Application of Time-Frequency Analysis with Selection of Suitable Mother Wavelets for Transient States of HVDC Transmission Lines

Abstract

Recent developments in power semiconductor devices have made High Voltage Direct Current (HVDC) transmission systems the most crucial technology for future power systems. Today several HVDC projects have been commissioned around the world. The primary concern for such an advanced HVDC grid is to follow standard grid codes to maintain the safety and stability of the electrical equipment during transient and dynamic circumstances. Although the HVDC system has been recognized as the most prominent technology to transmit electric power, some issues must be addressed, such as selective and quick detection of faults. For selective fault detection, it is essential to look into the several fault detection strategies that fortify the HVDC system with time-frequency signal processing techniques. This research uses a time frequency-based method to identify the different HVDC transmission line faults. The most suitable mother wavelet for various transient states is selected by analyzing fault voltage and current signals based on variance, standard deviation, and range parameters. An experimental setup of a thyristor-based HVDC transmission system has been developed in the MATLAB/Simulink environment, and multiple fault scenarios have been analyzed.

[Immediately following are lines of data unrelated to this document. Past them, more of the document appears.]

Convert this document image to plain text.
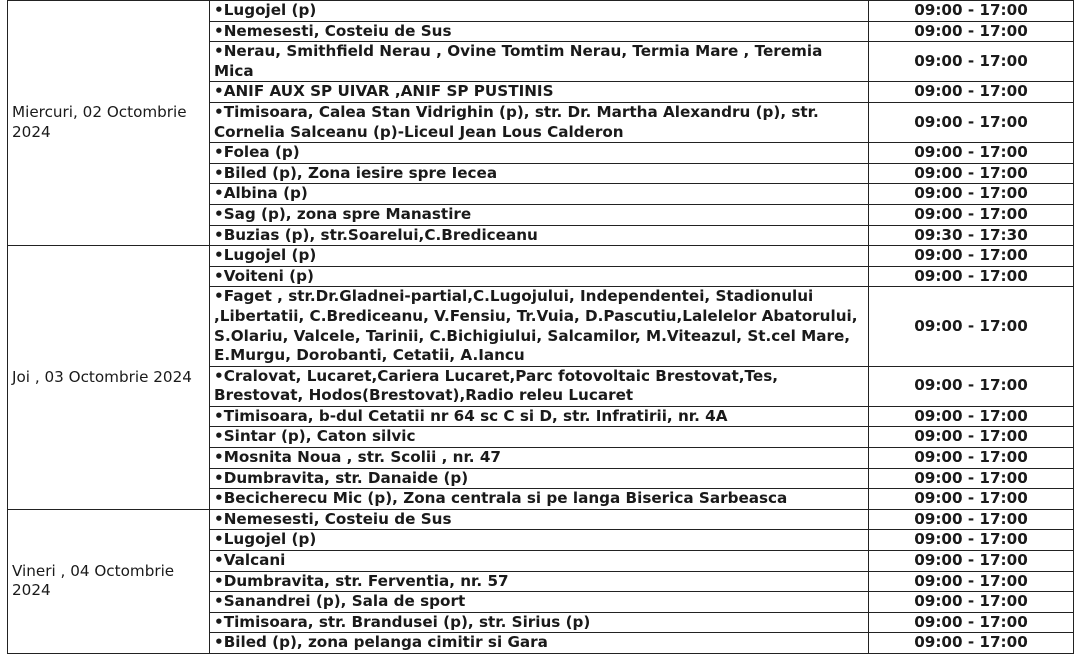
Miercuri, 02 Octombrie 2024	•Lugojel (p)	09:00 - 17:00
	•Nemesesti, Costeiu de Sus	09:00 - 17:00
	•Nerau, Smithfield Nerau , Ovine Tomtim Nerau, Termia Mare , Teremia Mica	09:00 - 17:00
	•ANIF AUX SP UIVAR ,ANIF SP PUSTINIS	09:00 - 17:00
	•Timisoara, Calea Stan Vidrighin (p), str. Dr. Martha Alexandru (p), str. Cornelia Salceanu (p)-Liceul Jean Lous Calderon	09:00 - 17:00
	•Folea (p)	09:00 - 17:00
	•Biled (p), Zona iesire spre Iecea	09:00 - 17:00
	•Albina (p)	09:00 - 17:00
	•Sag (p), zona spre Manastire	09:00 - 17:00
	•Buzias (p), str.Soarelui,C.Brediceanu	09:30 - 17:30
Joi , 03 Octombrie 2024	•Lugojel (p)	09:00 - 17:00
	•Voiteni (p)	09:00 - 17:00
	•Faget , str.Dr.Gladnei-partial,C.Lugojului, Independentei, Stadionului ,Libertatii, C.Brediceanu, V.Fensiu, Tr.Vuia, D.Pascutiu,Lalelelor Abatorului, S.Olariu, Valcele, Tarinii, C.Bichigiului, Salcamilor, M.Viteazul, St.cel Mare, E.Murgu, Dorobanti, Cetatii, A.Iancu	09:00 - 17:00
	•Cralovat, Lucaret,Cariera Lucaret,Parc fotovoltaic Brestovat,Tes, Brestovat, Hodos(Brestovat),Radio releu Lucaret	09:00 - 17:00
	•Timisoara, b-dul Cetatii nr 64 sc C si D, str. Infratirii, nr. 4A	09:00 - 17:00
	•Sintar (p), Caton silvic	09:00 - 17:00
	•Mosnita Noua , str. Scolii , nr. 47	09:00 - 17:00
	•Dumbravita, str. Danaide (p)	09:00 - 17:00
	•Becicherecu Mic (p), Zona centrala si pe langa Biserica Sarbeasca	09:00 - 17:00
Vineri , 04 Octombrie 2024	•Nemesesti, Costeiu de Sus	09:00 - 17:00
	•Lugojel (p)	09:00 - 17:00
	•Valcani	09:00 - 17:00
	•Dumbravita, str. Ferventia, nr. 57	09:00 - 17:00
	•Sanandrei (p), Sala de sport	09:00 - 17:00
	•Timisoara, str. Brandusei (p), str. Sirius (p)	09:00 - 17:00
	•Biled (p), zona pelanga cimitir si Gara	09:00 - 17:00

The simulation outcomes reveal that the most effective mother wavelet for detecting DC line, symmetrical and unsymmetrical faults occurs at the 6th level of fault signal decomposition. By examining current and voltage signals, our work has determined the best mother wavelet for various faults. Using more than one mother wavelet to detect faults is more reliable than using a single mother wavelet to detect all faults. Additionally, it has been noted that each fault's voltage and current signals have two distinct mother wavelets.